Waktu berlalu; Pejabat Ming Keum bersama pelayannya sudah semakin jauh berjalan meninggalkan kediaman. Sementara itu, Cempaka terus mengikuti kemanapun mereka melangkah dari jarak tak terlalu jauh di belakang. Kini, mereka ada di sebuah jalan besar dengan beberapa orang yang masih berlalu lalang di jalanan. Setelah melewati jembatan layang kayu yang membelah jalan besar tersebut, pejabat Ming Keum berbelok ke arah jalan kecil dalam pemukiman penduduk. Meskipun jalan itu berada diantara rumah rumah penduduk, karena hari sudah semakin larut, jalanan itu sangat sepi dan temaram, hanya ada satu dua cahaya pelita keluar dari jendela rumah penduduk yang masih menyala. Cempaka terus mengikuti mereka dengan mengendap endap, sembari sesekali bersembunyi dalam kegelapan. Sangat tidak mungkin bagi Cempaka untuk mengikuti mereka secara langsung seperti saat berada di jalan besar, mengingat gaun biru cerah yang di pakainya akan sangat mudah menarik perhatian dan kecurigaan pejabat Ming Keum atau pun pelayannya.
Sementara Cempaka masih mengendap dan bersembunyi dalam kegelapan sela di antara rumah penduduk, mendadak, pejabat Ming Keum menghentikan langkah. Sejenak, ia berhenti sembari sedikit menoleh ke arah kiri melewati pundaknya, ia terlihat sangat waspada dan seperti sedang memastikan sesuatu. Sesaat kemudian, dengan berjalan cepat, pejabat Ming Keum meneruskan langkah, lalu berbelok arah pada sebuah tikungan dan menghilang dari pandangan di balik rumah penduduk.

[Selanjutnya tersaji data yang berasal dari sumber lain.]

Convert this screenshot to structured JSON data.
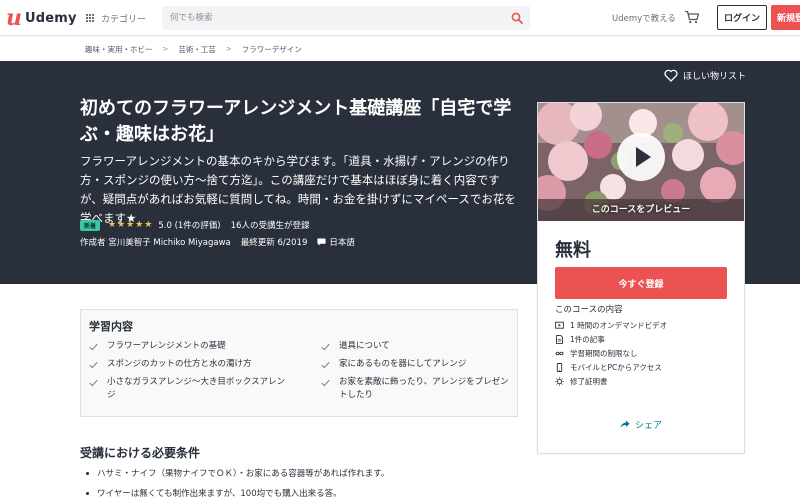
{
  "header": {
    "logo_text": "Udemy",
    "categories_label": "カテゴリー",
    "search_placeholder": "何でも検索",
    "teach_label": "Udemyで教える",
    "login_label": "ログイン",
    "signup_label": "新規登"
  },
  "breadcrumb": [
    "趣味・実用・ホビー",
    "芸術・工芸",
    "フラワーデザイン"
  ],
  "hero": {
    "wishlist_label": "ほしい物リスト",
    "title": "初めてのフラワーアレンジメント基礎講座「自宅で学ぶ・趣味はお花」",
    "subtitle": "フラワーアレンジメントの基本のキから学びます。「道具・水揚げ・アレンジの作り方・スポンジの使い方〜捨て方迄」。この講座だけで基本はほぼ身に着く内容ですが、疑問点があればお気軽に質問してね。時間・お金を掛けずにマイペースでお花を学べます★",
    "badge": "新着",
    "stars": "★★★★★",
    "rating": "5.0 (1件の評価)",
    "students": "16人の受講生が登録",
    "author": "作成者 宮川美智子 Michiko Miyagawa",
    "updated": "最終更新 6/2019",
    "language": "日本語"
  },
  "card": {
    "preview_label": "このコースをプレビュー",
    "price": "無料",
    "enroll_label": "今すぐ登録",
    "includes_title": "このコースの内容",
    "includes": [
      {
        "icon": "video-icon",
        "text": "1 時間のオンデマンドビデオ"
      },
      {
        "icon": "article-icon",
        "text": "1件の記事"
      },
      {
        "icon": "infinity-icon",
        "text": "学習期間の制限なし"
      },
      {
        "icon": "mobile-icon",
        "text": "モバイルとPCからアクセス"
      },
      {
        "icon": "certificate-icon",
        "text": "修了証明書"
      }
    ],
    "share_label": "シェア"
  },
  "learn": {
    "title": "学習内容",
    "items": [
      "フラワーアレンジメントの基礎",
      "道具について",
      "スポンジのカットの仕方と水の濁け方",
      "家にあるものを器にしてアレンジ",
      "小さなガラスアレンジ〜大き目ボックスアレンジ",
      "お家を素敵に飾ったり、アレンジをプレゼントしたり"
    ]
  },
  "requirements": {
    "title": "受講における必要条件",
    "items": [
      "ハサミ・ナイフ（果物ナイフでＯＫ）・お家にある容器等があれば作れます。",
      "ワイヤーは無くても制作出来ますが、100均でも購入出来る答。"
    ]
  },
  "colors": {
    "brand": "#ec5252",
    "hero_bg": "#29303b",
    "star": "#f4c150",
    "badge": "#3ac7a4",
    "link": "#007791"
  }
}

Tidak mau kehilangan jejak, Cempaka hendak cepat menyusul ke arah hilangnya pejabat Ming Keum. Namun, sebelum keluar dari tempatnya bersembunyi, tiba tiba! matanya menangkap sosok pejabat Ming Keum sedang berjalan mundur ke belakang,keluar dari arah tikungan jalan dimana sebelumnya dia menghilang. Sedangkan si pelayan berada di depan pejabat Ming Keum, berusaha melindungi tuannya dengan pedang sudah terhunus di tangan.
Perlahan, pejabat Ming Keum serta pelayannya terus melangkah mundur, menjauh dari lima orang pria bersenjata pedang di depannya, yang melangkah berjajar maju ke arah keduanya dengan masing masing pedang terhunus ke depan. Di sisi lain, Cempaka masih tetap berada di tempatnya semula, mengawasi mereka dengan penuh tanda tanya.
"Si... Siapa... kalian?". Dengan tubuh gemetar, pejabat Ming Keum bertanya kepada orang orang itu dengan sangat ketakutan, berdiri di belakang pelayannya yang juga terlihat gemetaran memegang pedang. Namun, pertanyaan pejabat Ming Keum ditanggapi dingin oleh kelima orang pria tidak dikenal di hadapannya. Dan tanpa menggubris pertanyaan pejabat Ming Keum, kelima orang pria tidak dikenal itu langsung mengangkat pedang, hendak menyerang pejabat Ming Keum beserta pelayannya.
Bersamaan dengan itu, tiba tiba! muncul delapan orang pria di atas atap rumah rumah penduduk. Tiga orang dengan cepat melompat turun ke bawah melindungi pejabat Ming Keum serta pelayannya, sisanya melempar beberapa belati sebelum menyusul melompat turun.
Wuuush! Belasan belati melesat cepat dari atas atap, mengarah pada kelima orang pria tidak dikenal di bawah.
Tang Tang... Tang... Tang...! Kelima orang pria tidak dikenal itu, menangkis belati belati yang melesat ke arah mereka menggunakan pedang masing masing, sembari membuat gerakan berkelit, menghindar, dan mundur beberapa langkah ke belakang. Seorang dari mereka tumbang, tergeletak dengan dua belati menembus dada dan perutnya. Disusul serangan cepat tanpa ampun dari kedelapan pengawal pribadi pejabat Ming Keum secara bersamaan, menyerang mereka dengan brutal menggunakan serangan serangan pedang, serta teknik teknik gerakan menendang, menyerang mereka dengan terjangan pedang pedang beruntun, bergantian bahkan bersamaan.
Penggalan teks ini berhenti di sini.